Spatial configuration of primary glioblastomas according to their EGFRvIII status. (A) EGFRvIII− on top panel, (B) EGFRvIII+ middle lower panel, and (C) frequency distribution on lower panel. The color look-up tables show the frequencies in percent. All images were displayed in the radiological convention orientation. The basal ganglia label consists of putamen, caudate nucleus, globus pallidus, subthalamic nucleus, nucleus accumbens, internal capsule, and thalamus.

Fig. 3

ROC curves in discovery (left panel) and replication (right panel) cohorts. Red points display the optimal cutoff points, revealing accuracies of 85.3% (AUC = 0.85, specificity = 86.3%, sensitivity = 83.3%) and 87% (AUC = 0.86, specificity = 90%, sensitivity = 78.6%) for discovery and replication cohorts, respectively.

Fig. 4

Summary of descriptive characteristics of EGFRvIII+ glioblastoma.

Fig. 5

Representative slices from VLSM maps computed for EGFRvIII mutation status of 129 glioblastoma patients. The top panel shows the voxel-based map of power across the brain, calculated for alpha = 0.05. The bottom maps are illustrations of t-test results. Patients with tumor in a given voxel were compared with those without tumor in that voxel on measures of EGFRvIII status. High t-scores (red) indicate that tumors to these voxels have a highly significant effect on EGFRvIII mutation status.
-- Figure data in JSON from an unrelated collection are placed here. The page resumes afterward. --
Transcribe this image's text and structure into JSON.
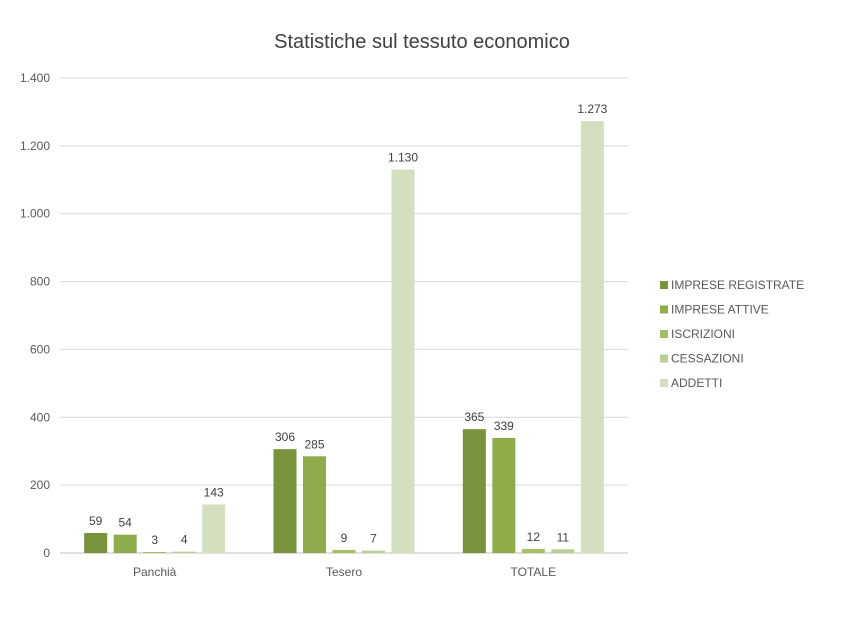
{
  "chart_data": {
    "type": "bar",
    "title": "Statistiche sul tessuto economico",
    "categories": [
      "Panchià",
      "Tesero",
      "TOTALE"
    ],
    "series": [
      {
        "name": "IMPRESE REGISTRATE",
        "color": "#77933c",
        "values": [
          59,
          306,
          365
        ],
        "labels": [
          "59",
          "306",
          "365"
        ]
      },
      {
        "name": "IMPRESE ATTIVE",
        "color": "#8eac4a",
        "values": [
          54,
          285,
          339
        ],
        "labels": [
          "54",
          "285",
          "339"
        ]
      },
      {
        "name": "ISCRIZIONI",
        "color": "#a3c064",
        "values": [
          3,
          9,
          12
        ],
        "labels": [
          "3",
          "9",
          "12"
        ]
      },
      {
        "name": "CESSAZIONI",
        "color": "#b9cf96",
        "values": [
          4,
          7,
          11
        ],
        "labels": [
          "4",
          "7",
          "11"
        ]
      },
      {
        "name": "ADDETTI",
        "color": "#d3dfbf",
        "values": [
          143,
          1130,
          1273
        ],
        "labels": [
          "143",
          "1.130",
          "1.273"
        ]
      }
    ],
    "ylim": [
      0,
      1400
    ],
    "yticks": [
      0,
      200,
      400,
      600,
      800,
      1000,
      1200,
      1400
    ],
    "ytick_labels": [
      "0",
      "200",
      "400",
      "600",
      "800",
      "1.000",
      "1.200",
      "1.400"
    ],
    "grid": true,
    "legend_position": "right"
  }
}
Dark blue voxels indicate regions where the presence of a tumor had relatively lower impact on the EGFRvIII mutation status. T map includes only significant voxels (P = 0.05), considering thresholding based on cluster size and 1000 permutations.

Fig. 6

EGFRvIII associated molecular pathways, biological changes, and expected radiological changes. Note that multiple biological changes within the tumor have one or more imaging correlates on different MRI sequences.